São, mas não fui eu que escolhi. Ainda no Recife eu tinha aberto uma flor de eriocaulácea. Achei muito difícil, não entendi nada e deixei para lá. Mas o Aylthon Brandão Joly [1924-1975], o maior especialista de algas que já tivemos, decidiu se dedicar a plantas superiores, porque quase ninguém as estudava em São Paulo, e começou um levantamento da flora da serra do Cipó. Eu tinha feito mestrado na USP e voltei a Recife para trabalhar no Instituto Agronômico de Pernambuco, onde havia feito a iniciação científica. Mas meu marido não quis ficar, acabamos voltando a São Paulo e fui perguntar ao Aylthon se eu podia ter uma bolsa da FAPESP para fazer doutorado. Eu queria fazer a revisão do gênero Byrsonima, com que trabalhei no mestrado, mas ele impôs uma condição: que eu estudasse eriocauláceas da serra do Cipó. “Elas são muito bonitas”, ele disse. “E muito difíceis também”, respondi. “É por isso que estou dizendo para você estudar.”

E depois você continuou com elas?
Sim. Acho que tudo aquilo que a gente estuda intensivamente, se apaixona. Se é difícil, melhor ainda. Nanuza trabalhava com veloziáceas, a Walquíria Monteiro com anatomia de eriocauláceas. Íamos para a serra do Cipó com os alunos, como a Marlies e o Ivan Sazima, o João Semir. Aylthon Joly os levou depois para a Unicamp porque estava formando o departamento.
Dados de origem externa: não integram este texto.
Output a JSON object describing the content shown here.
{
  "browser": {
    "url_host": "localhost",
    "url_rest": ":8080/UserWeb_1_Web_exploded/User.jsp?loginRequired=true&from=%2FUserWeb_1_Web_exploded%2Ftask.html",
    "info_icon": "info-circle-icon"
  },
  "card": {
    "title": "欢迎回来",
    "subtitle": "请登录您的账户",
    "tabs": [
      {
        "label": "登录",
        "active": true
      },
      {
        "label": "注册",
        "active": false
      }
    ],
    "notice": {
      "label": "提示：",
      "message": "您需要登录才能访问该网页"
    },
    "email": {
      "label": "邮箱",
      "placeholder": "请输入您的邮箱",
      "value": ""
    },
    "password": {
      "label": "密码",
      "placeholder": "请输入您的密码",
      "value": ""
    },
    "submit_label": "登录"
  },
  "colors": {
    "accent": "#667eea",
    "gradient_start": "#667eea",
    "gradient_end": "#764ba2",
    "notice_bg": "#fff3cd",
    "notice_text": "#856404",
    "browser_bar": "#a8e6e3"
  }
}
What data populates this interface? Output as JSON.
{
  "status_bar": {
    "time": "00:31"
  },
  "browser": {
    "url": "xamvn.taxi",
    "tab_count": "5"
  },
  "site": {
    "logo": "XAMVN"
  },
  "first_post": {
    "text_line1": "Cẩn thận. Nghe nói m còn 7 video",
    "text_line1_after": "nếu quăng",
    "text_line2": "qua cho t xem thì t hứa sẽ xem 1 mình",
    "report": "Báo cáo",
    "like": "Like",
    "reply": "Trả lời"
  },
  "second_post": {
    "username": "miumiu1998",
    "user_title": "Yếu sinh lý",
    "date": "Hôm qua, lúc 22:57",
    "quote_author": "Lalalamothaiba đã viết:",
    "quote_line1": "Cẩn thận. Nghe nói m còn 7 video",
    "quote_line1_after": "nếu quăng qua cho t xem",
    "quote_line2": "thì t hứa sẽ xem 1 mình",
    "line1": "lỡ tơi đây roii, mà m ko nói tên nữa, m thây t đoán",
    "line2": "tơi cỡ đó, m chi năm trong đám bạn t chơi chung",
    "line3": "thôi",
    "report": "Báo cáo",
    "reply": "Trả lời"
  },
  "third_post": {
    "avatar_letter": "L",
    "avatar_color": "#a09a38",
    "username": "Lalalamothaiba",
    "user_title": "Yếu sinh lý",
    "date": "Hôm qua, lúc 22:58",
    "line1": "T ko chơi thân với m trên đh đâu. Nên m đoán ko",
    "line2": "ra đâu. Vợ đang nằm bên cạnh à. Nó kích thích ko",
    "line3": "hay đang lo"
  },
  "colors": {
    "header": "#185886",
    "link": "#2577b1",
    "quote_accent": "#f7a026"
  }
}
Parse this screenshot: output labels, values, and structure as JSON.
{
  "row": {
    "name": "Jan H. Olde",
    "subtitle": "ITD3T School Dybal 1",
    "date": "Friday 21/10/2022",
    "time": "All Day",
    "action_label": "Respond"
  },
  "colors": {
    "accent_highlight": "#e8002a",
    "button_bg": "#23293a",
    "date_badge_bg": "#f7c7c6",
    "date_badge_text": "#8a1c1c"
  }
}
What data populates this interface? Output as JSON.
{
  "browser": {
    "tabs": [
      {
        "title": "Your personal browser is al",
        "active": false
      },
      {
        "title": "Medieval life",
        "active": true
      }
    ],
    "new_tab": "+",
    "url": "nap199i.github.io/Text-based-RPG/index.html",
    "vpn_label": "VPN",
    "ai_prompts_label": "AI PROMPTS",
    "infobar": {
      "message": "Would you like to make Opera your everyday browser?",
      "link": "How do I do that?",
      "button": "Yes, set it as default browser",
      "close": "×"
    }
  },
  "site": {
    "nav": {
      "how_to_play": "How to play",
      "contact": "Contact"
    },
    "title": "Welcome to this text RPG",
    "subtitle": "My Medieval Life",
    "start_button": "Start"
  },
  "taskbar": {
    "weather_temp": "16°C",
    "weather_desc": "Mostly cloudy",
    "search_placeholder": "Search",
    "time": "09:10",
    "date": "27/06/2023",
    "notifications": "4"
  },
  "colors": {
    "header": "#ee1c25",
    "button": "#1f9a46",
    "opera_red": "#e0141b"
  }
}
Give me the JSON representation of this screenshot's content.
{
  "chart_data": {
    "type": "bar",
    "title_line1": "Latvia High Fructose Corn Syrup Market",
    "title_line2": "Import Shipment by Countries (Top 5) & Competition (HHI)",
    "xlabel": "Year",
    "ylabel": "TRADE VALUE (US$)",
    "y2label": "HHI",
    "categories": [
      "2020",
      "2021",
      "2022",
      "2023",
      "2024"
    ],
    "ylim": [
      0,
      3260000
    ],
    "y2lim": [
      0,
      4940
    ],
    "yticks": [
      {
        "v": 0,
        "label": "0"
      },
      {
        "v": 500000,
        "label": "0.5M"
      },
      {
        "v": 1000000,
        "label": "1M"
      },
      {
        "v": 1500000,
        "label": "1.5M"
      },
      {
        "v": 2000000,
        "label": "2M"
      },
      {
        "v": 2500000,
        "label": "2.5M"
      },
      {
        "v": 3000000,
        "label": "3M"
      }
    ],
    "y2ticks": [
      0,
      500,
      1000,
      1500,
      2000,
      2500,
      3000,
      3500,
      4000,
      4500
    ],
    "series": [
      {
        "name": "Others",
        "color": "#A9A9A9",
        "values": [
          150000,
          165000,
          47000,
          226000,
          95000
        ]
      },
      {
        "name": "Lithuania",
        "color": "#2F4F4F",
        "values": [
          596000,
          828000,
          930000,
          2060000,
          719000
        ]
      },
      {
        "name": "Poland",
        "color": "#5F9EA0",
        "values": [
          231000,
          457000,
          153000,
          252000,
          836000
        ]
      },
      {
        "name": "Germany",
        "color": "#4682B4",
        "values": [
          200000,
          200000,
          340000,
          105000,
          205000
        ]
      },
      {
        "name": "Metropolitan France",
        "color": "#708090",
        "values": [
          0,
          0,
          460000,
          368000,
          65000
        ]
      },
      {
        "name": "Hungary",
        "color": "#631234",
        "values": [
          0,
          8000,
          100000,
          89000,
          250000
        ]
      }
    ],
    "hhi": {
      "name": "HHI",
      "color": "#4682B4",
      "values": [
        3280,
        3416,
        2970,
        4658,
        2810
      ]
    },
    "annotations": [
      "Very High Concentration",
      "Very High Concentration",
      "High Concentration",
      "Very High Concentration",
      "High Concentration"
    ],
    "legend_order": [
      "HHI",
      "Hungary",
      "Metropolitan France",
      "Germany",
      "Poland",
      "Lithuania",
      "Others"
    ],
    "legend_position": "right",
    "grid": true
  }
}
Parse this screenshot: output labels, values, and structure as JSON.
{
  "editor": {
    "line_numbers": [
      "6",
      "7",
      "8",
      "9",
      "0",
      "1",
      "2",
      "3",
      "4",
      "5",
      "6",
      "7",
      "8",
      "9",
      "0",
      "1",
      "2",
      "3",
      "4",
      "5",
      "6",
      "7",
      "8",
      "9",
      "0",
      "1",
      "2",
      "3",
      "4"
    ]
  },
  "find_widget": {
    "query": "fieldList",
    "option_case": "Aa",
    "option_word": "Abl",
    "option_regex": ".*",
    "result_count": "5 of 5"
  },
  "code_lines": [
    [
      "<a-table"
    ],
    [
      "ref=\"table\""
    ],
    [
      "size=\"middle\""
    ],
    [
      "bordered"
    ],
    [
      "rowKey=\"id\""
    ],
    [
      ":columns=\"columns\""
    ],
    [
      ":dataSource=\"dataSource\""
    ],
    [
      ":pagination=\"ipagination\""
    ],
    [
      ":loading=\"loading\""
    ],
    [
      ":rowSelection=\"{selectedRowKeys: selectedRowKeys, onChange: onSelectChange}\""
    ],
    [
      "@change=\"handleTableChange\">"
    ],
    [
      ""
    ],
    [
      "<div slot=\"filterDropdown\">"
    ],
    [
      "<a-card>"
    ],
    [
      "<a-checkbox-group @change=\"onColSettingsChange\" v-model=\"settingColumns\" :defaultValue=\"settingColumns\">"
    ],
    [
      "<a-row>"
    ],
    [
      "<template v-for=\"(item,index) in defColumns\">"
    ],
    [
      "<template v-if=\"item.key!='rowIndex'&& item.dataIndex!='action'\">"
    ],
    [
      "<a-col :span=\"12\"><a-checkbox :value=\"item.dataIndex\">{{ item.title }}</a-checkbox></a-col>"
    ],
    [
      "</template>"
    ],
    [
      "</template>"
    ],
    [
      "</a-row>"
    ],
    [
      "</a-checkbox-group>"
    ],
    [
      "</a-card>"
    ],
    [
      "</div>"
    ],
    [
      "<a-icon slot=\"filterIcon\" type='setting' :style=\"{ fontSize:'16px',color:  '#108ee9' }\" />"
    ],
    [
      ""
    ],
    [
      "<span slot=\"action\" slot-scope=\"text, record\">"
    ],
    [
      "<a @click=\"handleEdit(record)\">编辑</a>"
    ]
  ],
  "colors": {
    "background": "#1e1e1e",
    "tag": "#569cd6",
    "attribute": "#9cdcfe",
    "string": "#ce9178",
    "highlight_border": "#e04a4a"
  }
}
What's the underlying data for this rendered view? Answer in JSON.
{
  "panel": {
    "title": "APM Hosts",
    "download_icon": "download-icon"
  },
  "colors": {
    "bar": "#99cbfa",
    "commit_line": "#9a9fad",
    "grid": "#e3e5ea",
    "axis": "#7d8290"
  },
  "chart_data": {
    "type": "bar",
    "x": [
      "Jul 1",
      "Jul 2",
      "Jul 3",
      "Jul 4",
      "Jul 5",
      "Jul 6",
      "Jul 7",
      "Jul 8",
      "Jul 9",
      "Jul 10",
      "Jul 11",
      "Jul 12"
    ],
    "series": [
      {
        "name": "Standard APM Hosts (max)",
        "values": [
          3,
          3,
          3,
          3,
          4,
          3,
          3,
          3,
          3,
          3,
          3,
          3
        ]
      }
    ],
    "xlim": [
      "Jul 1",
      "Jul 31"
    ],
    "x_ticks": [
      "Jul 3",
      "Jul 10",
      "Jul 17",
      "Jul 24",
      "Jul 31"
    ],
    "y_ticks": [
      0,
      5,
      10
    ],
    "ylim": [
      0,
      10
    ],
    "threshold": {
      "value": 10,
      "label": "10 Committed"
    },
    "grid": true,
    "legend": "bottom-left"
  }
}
Ele quis me levar também, mas meu marido tinha emprego aqui e argumentei que, se eu fosse para Campinas, quem ficaria na USP para dar aula de taxonomia de angiospermas? Mas antes do Aylthon se aposentar na USP, em abril, fomos para a serra do Cipó e ele estava com muita tosse. Chovia muito, então ele disse que ficaria no hotel para fazer uma chave de identificação para as famílias da serra do Cipó sem usar as flores. À noite nos mostrou esse trabalho, um documento precioso. Voltamos para São Paulo e ele continuou com tosse. Faleceu naquele mesmo ano, foi um câncer de pulmão rapidíssimo. Continuei o doutorado sob orientação do Carlos Bicudo, especialista em algas de água doce, e resolvemos continuar o sonho do Aylthon Joly na serra do Cipó. O conhecimento sobre o local cresceu muito e decidiu-se que deveria ser um parque. Os trabalhos que fizemos na USP sempre tinham um objetivo maior e buscávamos transferir o conhecimento para os alunos.

Mas sua situação hoje não fica atrás.
Eu ainda me sinto da USP, de Feira de Santana, da Amazônia e do ITV. Porque em todos esses lugares deixei uma semente que são meus amigos, meus filhos, meus amores. Acho que sou do Brasil, nunca pensei morar fora apesar de ter família por todos os lados. Minha filha mais velha mora em Brasília, o segundo casou com uma espanhola e mora em Sevilha, a terceira casou com um escocês e mora em Munique. E os filhos do Ray, o mais velho vive na França e a outra, na Inglaterra. Juntos, temos 10 netos. Os dele eu também considero meus netos. Gosto de ser avó, de levar presentes para os netos, de estar com eles. Por isso acho que no ano que vem não quero mais ter tantos compromissos – quando assumo um compromisso não gosto de deixar pela metade. No ITV existem várias pessoas que podem tocar o trabalho. Foi a mesma coisa na USP e em Feira de Santana. É preciso perceber quando já não estou contribuindo como contribuía e deixar espaço para que os outros cresçam.